Lenovo Headset Boom: Repair Faceplant

I picked up a Lenovo headset on sale and over the course of a few weeks the mic boom pivot worked itself loose, until I finally dismantled the left ear cup to see what was inside. Come to find out that the mic boom has a molded threaded section held into the cup with a simple nut and no locking mechanism at all:

Lenovo headset - OEM mic boom pivot nut
Lenovo headset – OEM mic boom pivot nut

I think the metal washer was intended as a low-friction pivot atop the compliant silicone (?) washer underneath, but the net effect was that the nut unscrewed a little bit more every time the mic boom moved. By the time I got in there, the nut was completely off the threads.

The original nut left a thread or two showing, so I found a thicker replacement nut with a better grip. The obvious solution involves a dab of Loctite to jam the nut in position, but we all know that some plastics, most notably acrylic, react badly to threadlocker and tend to disintegrate. Although I considered just epoxying the nut in place, that seems so, well, permanent.

So I dutifully tested a dab of Loctite on an inconspicuous spot inside the ear cup, got no reaction at all, put a drop on the boom pivot threads, and reassembled everything:

Lenovo headset - replacement mic boom pivot nut
Lenovo headset – replacement mic boom pivot nut

Alas, by the time I got back upstairs and hung the mic on the rack, the boom fell completely out of the earcup! Back in the Basement Laboratory, I dismantled the thing again and confronted this mess:

Lenovo headset- Acrylic plastic vs. threadlock
Lenovo headset- Acrylic plastic vs. threadlock

Huh.

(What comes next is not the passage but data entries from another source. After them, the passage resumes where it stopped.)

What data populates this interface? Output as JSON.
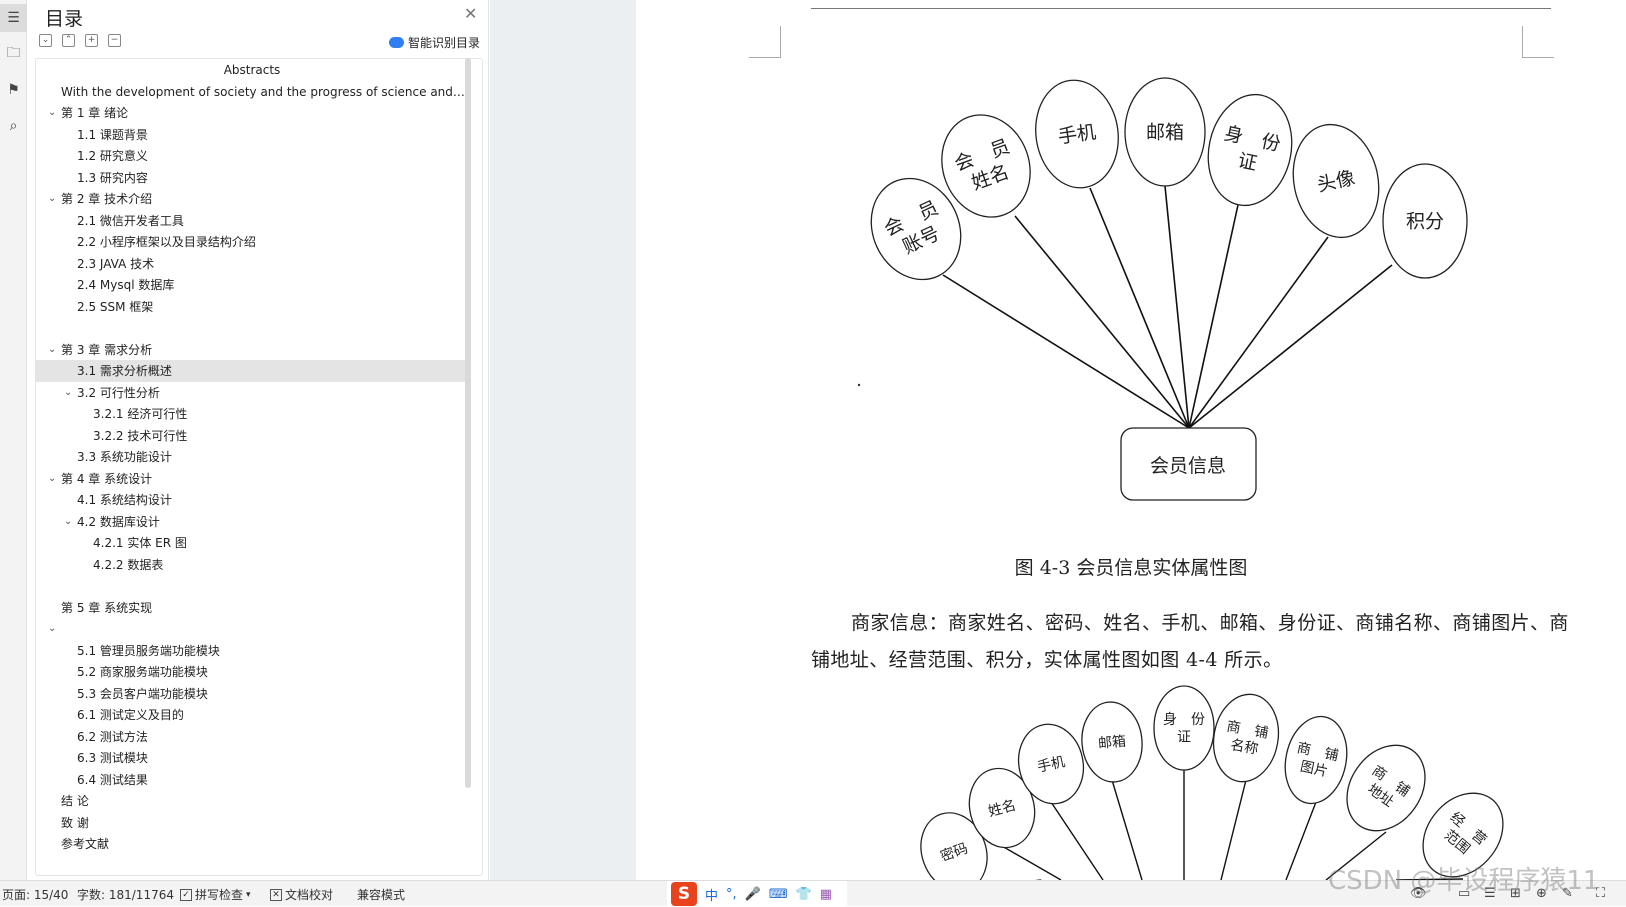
{
  "sidebar_tools": [
    "toc-icon",
    "folder-icon",
    "bookmark-icon",
    "search-icon"
  ],
  "toc": {
    "title": "目录",
    "smart_toc_label": "智能识别目录",
    "items": [
      {
        "label": "Abstracts",
        "level": 0,
        "center": true
      },
      {
        "label": "With the development of society and the progress of science and t...",
        "level": 0
      },
      {
        "label": "第 1 章  绪论",
        "level": 0,
        "chevron": true
      },
      {
        "label": "1.1 课题背景",
        "level": 1
      },
      {
        "label": "1.2 研究意义",
        "level": 1
      },
      {
        "label": "1.3 研究内容",
        "level": 1
      },
      {
        "label": "第 2 章  技术介绍",
        "level": 0,
        "chevron": true
      },
      {
        "label": "2.1 微信开发者工具",
        "level": 1
      },
      {
        "label": "2.2 小程序框架以及目录结构介绍",
        "level": 1
      },
      {
        "label": "2.3 JAVA 技术",
        "level": 1
      },
      {
        "label": "2.4    Mysql 数据库",
        "level": 1
      },
      {
        "label": "2.5 SSM 框架",
        "level": 1
      },
      {
        "label": "",
        "level": 1
      },
      {
        "label": "第 3 章  需求分析",
        "level": 0,
        "chevron": true
      },
      {
        "label": "3.1 需求分析概述",
        "level": 1,
        "selected": true
      },
      {
        "label": "3.2 可行性分析",
        "level": 1,
        "chevron": true
      },
      {
        "label": "3.2.1 经济可行性",
        "level": 2
      },
      {
        "label": "3.2.2 技术可行性",
        "level": 2
      },
      {
        "label": "3.3 系统功能设计",
        "level": 1
      },
      {
        "label": "第 4 章  系统设计",
        "level": 0,
        "chevron": true
      },
      {
        "label": "4.1 系统结构设计",
        "level": 1
      },
      {
        "label": "4.2 数据库设计",
        "level": 1,
        "chevron": true
      },
      {
        "label": "4.2.1 实体 ER 图",
        "level": 2
      },
      {
        "label": "4.2.2 数据表",
        "level": 2
      },
      {
        "label": "",
        "level": 1
      },
      {
        "label": "第 5 章  系统实现",
        "level": 0
      },
      {
        "label": "",
        "level": 0,
        "chevron": true
      },
      {
        "label": "5.1 管理员服务端功能模块",
        "level": 1
      },
      {
        "label": "5.2 商家服务端功能模块",
        "level": 1
      },
      {
        "label": "5.3 会员客户端功能模块",
        "level": 1
      },
      {
        "label": "6.1 测试定义及目的",
        "level": 1
      },
      {
        "label": "6.2 测试方法",
        "level": 1
      },
      {
        "label": "6.3 测试模块",
        "level": 1
      },
      {
        "label": "6.4 测试结果",
        "level": 1
      },
      {
        "label": "结    论",
        "level": 0
      },
      {
        "label": "致    谢",
        "level": 0
      },
      {
        "label": "参考文献",
        "level": 0
      }
    ]
  },
  "document": {
    "figure1": {
      "center_label": "会员信息",
      "attributes": [
        {
          "lines": [
            "会　员",
            "账号"
          ]
        },
        {
          "lines": [
            "会　员",
            "姓名"
          ]
        },
        {
          "lines": [
            "手机"
          ]
        },
        {
          "lines": [
            "邮箱"
          ]
        },
        {
          "lines": [
            "身　份",
            "证"
          ]
        },
        {
          "lines": [
            "头像"
          ]
        },
        {
          "lines": [
            "积分"
          ]
        }
      ]
    },
    "caption": "图 4-3 会员信息实体属性图",
    "paragraph": "商家信息：商家姓名、密码、姓名、手机、邮箱、身份证、商铺名称、商铺图片、商铺地址、经营范围、积分，实体属性图如图 4-4 所示。",
    "figure2": {
      "attributes": [
        {
          "lines": [
            "密码"
          ]
        },
        {
          "lines": [
            "姓名"
          ]
        },
        {
          "lines": [
            "手机"
          ]
        },
        {
          "lines": [
            "邮箱"
          ]
        },
        {
          "lines": [
            "身　份",
            "证"
          ]
        },
        {
          "lines": [
            "商　铺",
            "名称"
          ]
        },
        {
          "lines": [
            "商　铺",
            "图片"
          ]
        },
        {
          "lines": [
            "商　铺",
            "地址"
          ]
        },
        {
          "lines": [
            "经　营",
            "范围"
          ]
        }
      ]
    }
  },
  "statusbar": {
    "page": "页面: 15/40",
    "words": "字数: 181/11764",
    "spellcheck": "拼写检查",
    "proofread": "文档校对",
    "compat": "兼容模式",
    "ime_lang": "中"
  },
  "watermark": "CSDN @毕设程序猿11"
}
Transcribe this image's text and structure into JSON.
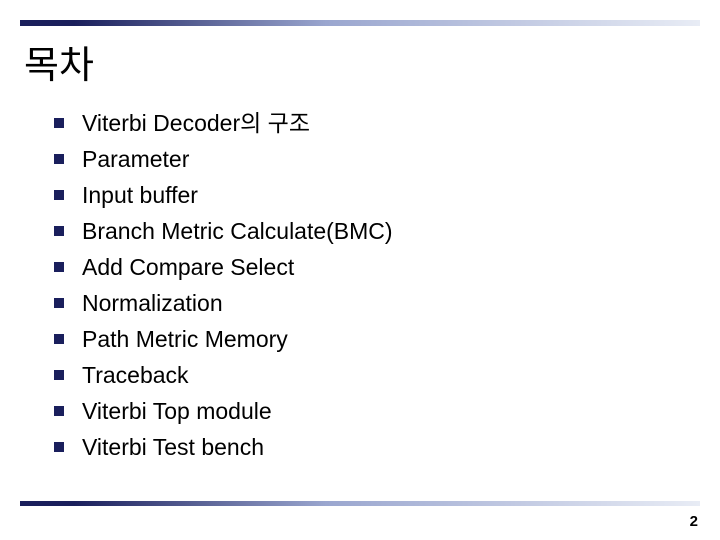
{
  "title": "목차",
  "items": [
    "Viterbi Decoder의 구조",
    "Parameter",
    "Input buffer",
    "Branch Metric Calculate(BMC)",
    "Add Compare Select",
    "Normalization",
    "Path Metric Memory",
    "Traceback",
    "Viterbi Top module",
    "Viterbi Test bench"
  ],
  "page_number": "2"
}
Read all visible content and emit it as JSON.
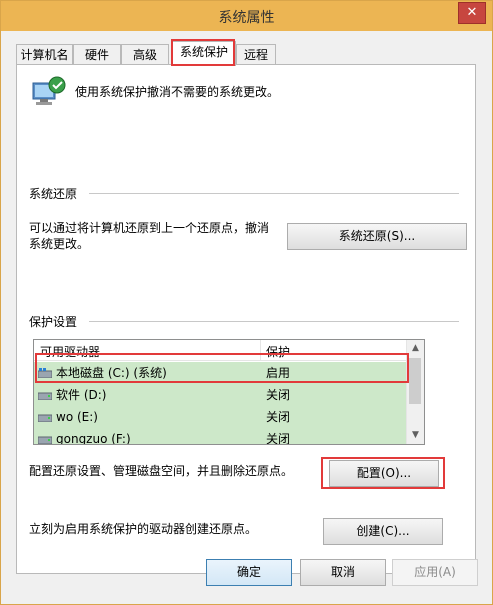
{
  "window": {
    "title": "系统属性",
    "close_label": "✕"
  },
  "tabs": [
    {
      "label": "计算机名",
      "active": false
    },
    {
      "label": "硬件",
      "active": false
    },
    {
      "label": "高级",
      "active": false
    },
    {
      "label": "系统保护",
      "active": true
    },
    {
      "label": "远程",
      "active": false
    }
  ],
  "intro": {
    "icon": "system-protection-icon",
    "text": "使用系统保护撤消不需要的系统更改。"
  },
  "restore": {
    "section_label": "系统还原",
    "description": "可以通过将计算机还原到上一个还原点，撤消系统更改。",
    "button_label": "系统还原(S)..."
  },
  "protection": {
    "section_label": "保护设置",
    "columns": [
      "可用驱动器",
      "保护"
    ],
    "drives": [
      {
        "name": "本地磁盘 (C:) (系统)",
        "protection": "启用",
        "icon": "system-drive-icon"
      },
      {
        "name": "软件 (D:)",
        "protection": "关闭",
        "icon": "drive-icon"
      },
      {
        "name": "wo (E:)",
        "protection": "关闭",
        "icon": "drive-icon"
      },
      {
        "name": "gongzuo (F:)",
        "protection": "关闭",
        "icon": "drive-icon"
      }
    ],
    "configure_text": "配置还原设置、管理磁盘空间，并且删除还原点。",
    "configure_button": "配置(O)...",
    "create_text": "立刻为启用系统保护的驱动器创建还原点。",
    "create_button": "创建(C)..."
  },
  "footer": {
    "ok": "确定",
    "cancel": "取消",
    "apply": "应用(A)"
  },
  "colors": {
    "title_bar": "#ecb553",
    "highlight": "#e23a3a",
    "row_selected": "#cde8c9"
  }
}
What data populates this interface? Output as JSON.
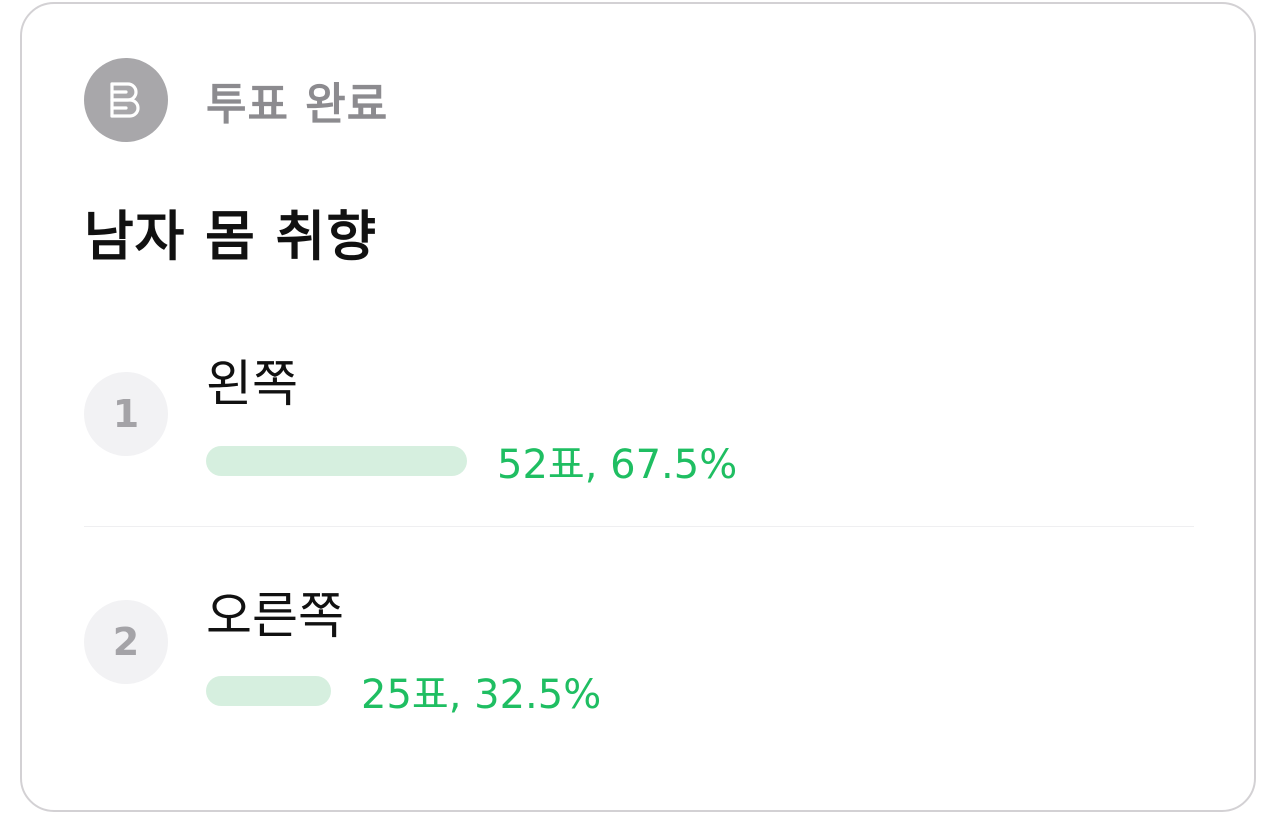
{
  "status": {
    "icon": "vote-icon",
    "label": "투표 완료"
  },
  "poll": {
    "title": "남자 몸 취향",
    "accent_color": "#1fbe62",
    "bar_color": "#d6efdf",
    "options": [
      {
        "rank": "1",
        "label": "왼쪽",
        "result": "52표, 67.5%",
        "votes": 52,
        "percent": 67.5
      },
      {
        "rank": "2",
        "label": "오른쪽",
        "result": "25표, 32.5%",
        "votes": 25,
        "percent": 32.5
      }
    ]
  }
}
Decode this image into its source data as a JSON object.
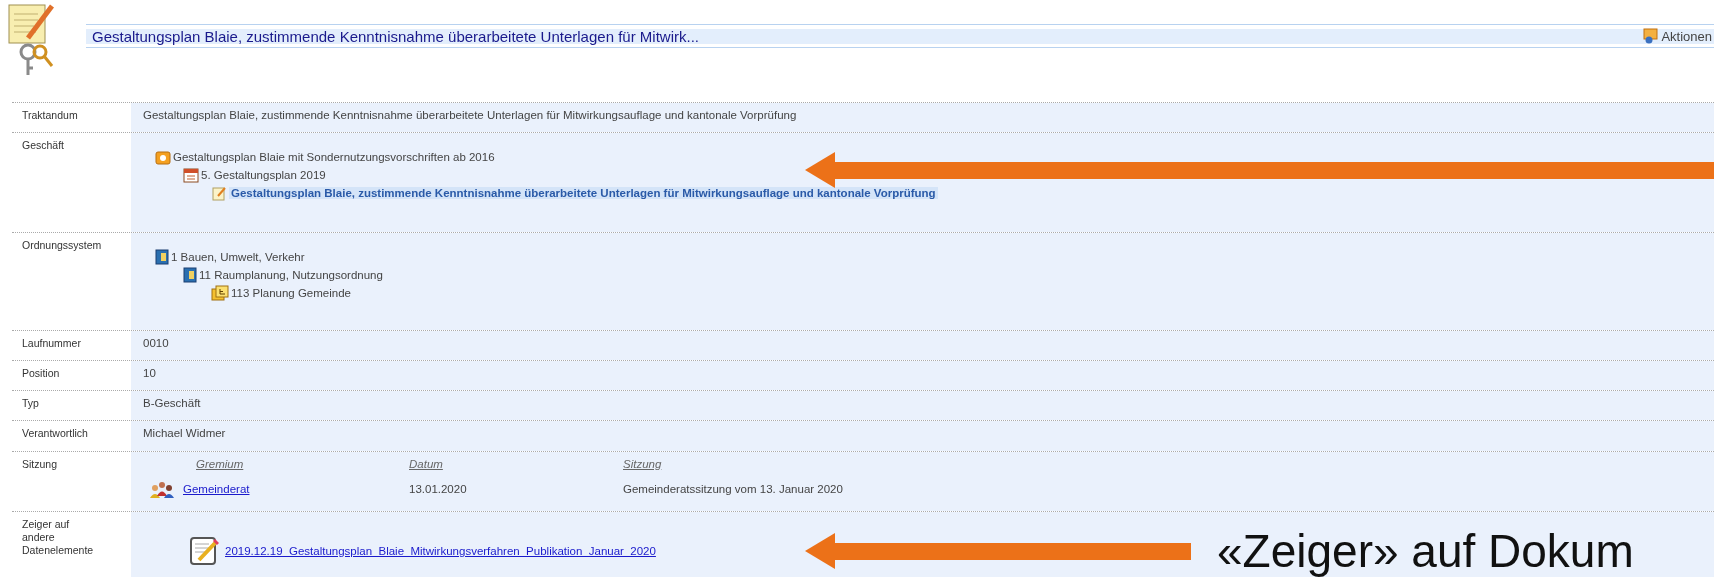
{
  "header": {
    "title": "Gestaltungsplan Blaie, zustimmende Kenntnisnahme überarbeitete Unterlagen für Mitwirk...",
    "actions_label": "Aktionen"
  },
  "fields": [
    {
      "kind": "text",
      "label": "Traktandum",
      "value": "Gestaltungsplan Blaie, zustimmende Kenntnisnahme überarbeitete Unterlagen für Mitwirkungsauflage und kantonale Vorprüfung"
    },
    {
      "kind": "tree",
      "label": "Geschäft",
      "annotation": {
        "kind": "arrow"
      },
      "nodes": [
        {
          "kind": "dossier",
          "text": "Gestaltungsplan Blaie mit Sondernutzungsvorschriften ab 2016",
          "selected": false,
          "children": [
            {
              "kind": "calendar",
              "text": "5. Gestaltungsplan 2019",
              "selected": false,
              "children": [
                {
                  "kind": "agenda-item",
                  "text": "Gestaltungsplan Blaie, zustimmende Kenntnisnahme überarbeitete Unterlagen für Mitwirkungsauflage und kantonale Vorprüfung",
                  "selected": true
                }
              ]
            }
          ]
        }
      ]
    },
    {
      "kind": "tree",
      "label": "Ordnungssystem",
      "nodes": [
        {
          "kind": "binder",
          "text": "1 Bauen, Umwelt, Verkehr",
          "selected": false,
          "children": [
            {
              "kind": "binder",
              "text": "11 Raumplanung, Nutzungsordnung",
              "selected": false,
              "children": [
                {
                  "kind": "register",
                  "text": "113 Planung Gemeinde",
                  "selected": false
                }
              ]
            }
          ]
        }
      ]
    },
    {
      "kind": "text",
      "label": "Laufnummer",
      "value": "0010"
    },
    {
      "kind": "text",
      "label": "Position",
      "value": "10"
    },
    {
      "kind": "text",
      "label": "Typ",
      "value": "B-Geschäft"
    },
    {
      "kind": "text",
      "label": "Verantwortlich",
      "value": "Michael Widmer"
    },
    {
      "kind": "table",
      "label": "Sitzung",
      "columns": [
        "Gremium",
        "Datum",
        "Sitzung"
      ],
      "rows": [
        {
          "cells": [
            "Gemeinderat",
            "13.01.2020",
            "Gemeinderatssitzung vom 13. Januar 2020"
          ]
        }
      ]
    },
    {
      "kind": "links",
      "label": "Zeiger auf andere Datenelemente",
      "annotation": {
        "kind": "arrow",
        "caption": "«Zeiger» auf Dokum"
      },
      "links": [
        "2019.12.19_Gestaltungsplan_Blaie_Mitwirkungsverfahren_Publikation_Januar_2020"
      ]
    }
  ]
}
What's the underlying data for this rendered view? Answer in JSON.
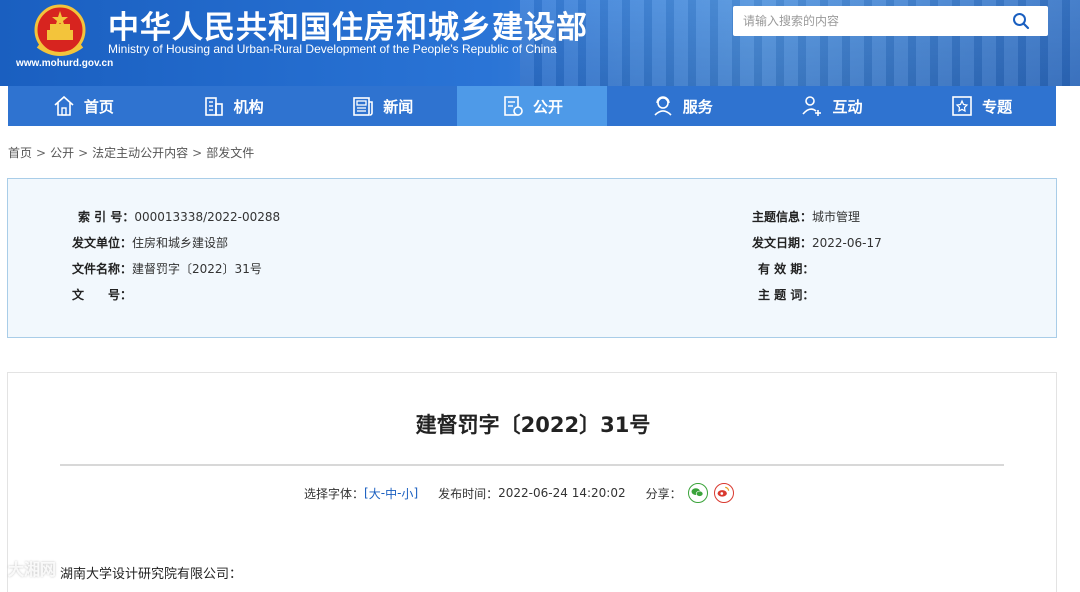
{
  "header": {
    "title": "中华人民共和国住房和城乡建设部",
    "subtitle": "Ministry of Housing and Urban-Rural Development of the People’s Republic of China",
    "domain": "www.mohurd.gov.cn",
    "search_placeholder": "请输入搜索的内容",
    "brand_color": "#2f73d0"
  },
  "nav": {
    "items": [
      {
        "label": "首页",
        "icon": "home-icon"
      },
      {
        "label": "机构",
        "icon": "building-icon"
      },
      {
        "label": "新闻",
        "icon": "newspaper-icon"
      },
      {
        "label": "公开",
        "icon": "document-icon",
        "active": true
      },
      {
        "label": "服务",
        "icon": "service-person-icon"
      },
      {
        "label": "互动",
        "icon": "interaction-icon"
      },
      {
        "label": "专题",
        "icon": "star-badge-icon"
      }
    ]
  },
  "breadcrumb": {
    "items": [
      "首页",
      "公开",
      "法定主动公开内容",
      "部发文件"
    ],
    "separator": ">"
  },
  "info": {
    "index_label": "索 引 号：",
    "index_value": "000013338/2022-00288",
    "issuer_label": "发文单位：",
    "issuer_value": "住房和城乡建设部",
    "docname_label": "文件名称：",
    "docname_value": "建督罚字〔2022〕31号",
    "docno_label": "文　　号：",
    "docno_value": "",
    "topic_label": "主题信息：",
    "topic_value": "城市管理",
    "date_label": "发文日期：",
    "date_value": "2022-06-17",
    "validity_label": "有 效 期：",
    "validity_value": "",
    "keywords_label": "主 题 词：",
    "keywords_value": ""
  },
  "article": {
    "title": "建督罚字〔2022〕31号",
    "font_label": "选择字体：",
    "bracket_open": "[",
    "font_large": "大",
    "font_dash1": " - ",
    "font_medium": "中",
    "font_dash2": " - ",
    "font_small": "小",
    "bracket_close": "]",
    "publish_label": "发布时间：",
    "publish_value": "2022-06-24 14:20:02",
    "share_label": "分享：",
    "share_wechat": "wechat-icon",
    "share_weibo": "weibo-icon",
    "body_first_line": "湖南大学设计研究院有限公司："
  },
  "watermark": "大湘网"
}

The ear cup isn’t made of the same plastic as the mic boom: one shrugs off threadlock, the other disintegrates.

That’s obvious in retrospect, eh?

The only threads that aren’t ruined lie completely within the ear cup frame, with just a stub sticking up around the wire. So I cleaned things up and did what I should have done originally: put a dab of epoxy inside the nut to bind the pivot firmly in place. A snippet of unshrunk heatshrink tubing around the wire provides a bit of strain relief:

Lenovo headset - boom pivot nut with epoxy
Lenovo headset – boom pivot nut with epoxy

There’s no longer any space for the compliant washer in that stack, so we’ll see how long this lasts. The next repair will certainly venture far inside non-economical territory. I like the headphones, though.

Memo to Self: Check in an inconspicuous spot on the same material.

2 thoughts on “Lenovo Headset Boom: Repair Faceplant

  1. you can buy new booms for aviation headsets, try Pilot Communications, about $24, even less for just the swivel part, but you might as well replace the boom tube whilst youre at it, they go floppy after a few years.

    1. Given that a new aviation boom would cost over twice what I paid for the whole Lenovo headset (admittedly, on closeout), I’d say that would be applying a silk purse to a sow’s ear… [grin]

      The boom on this one is a stiff plastic part that seems to have two halves, so it’ll never get floppy. Removing the obvious screw doesn’t release the halves: if anything goes wrong inside the boom, that’s the end of the line for it. I’d probably conjure up something hideous like the boom on my bike helmet.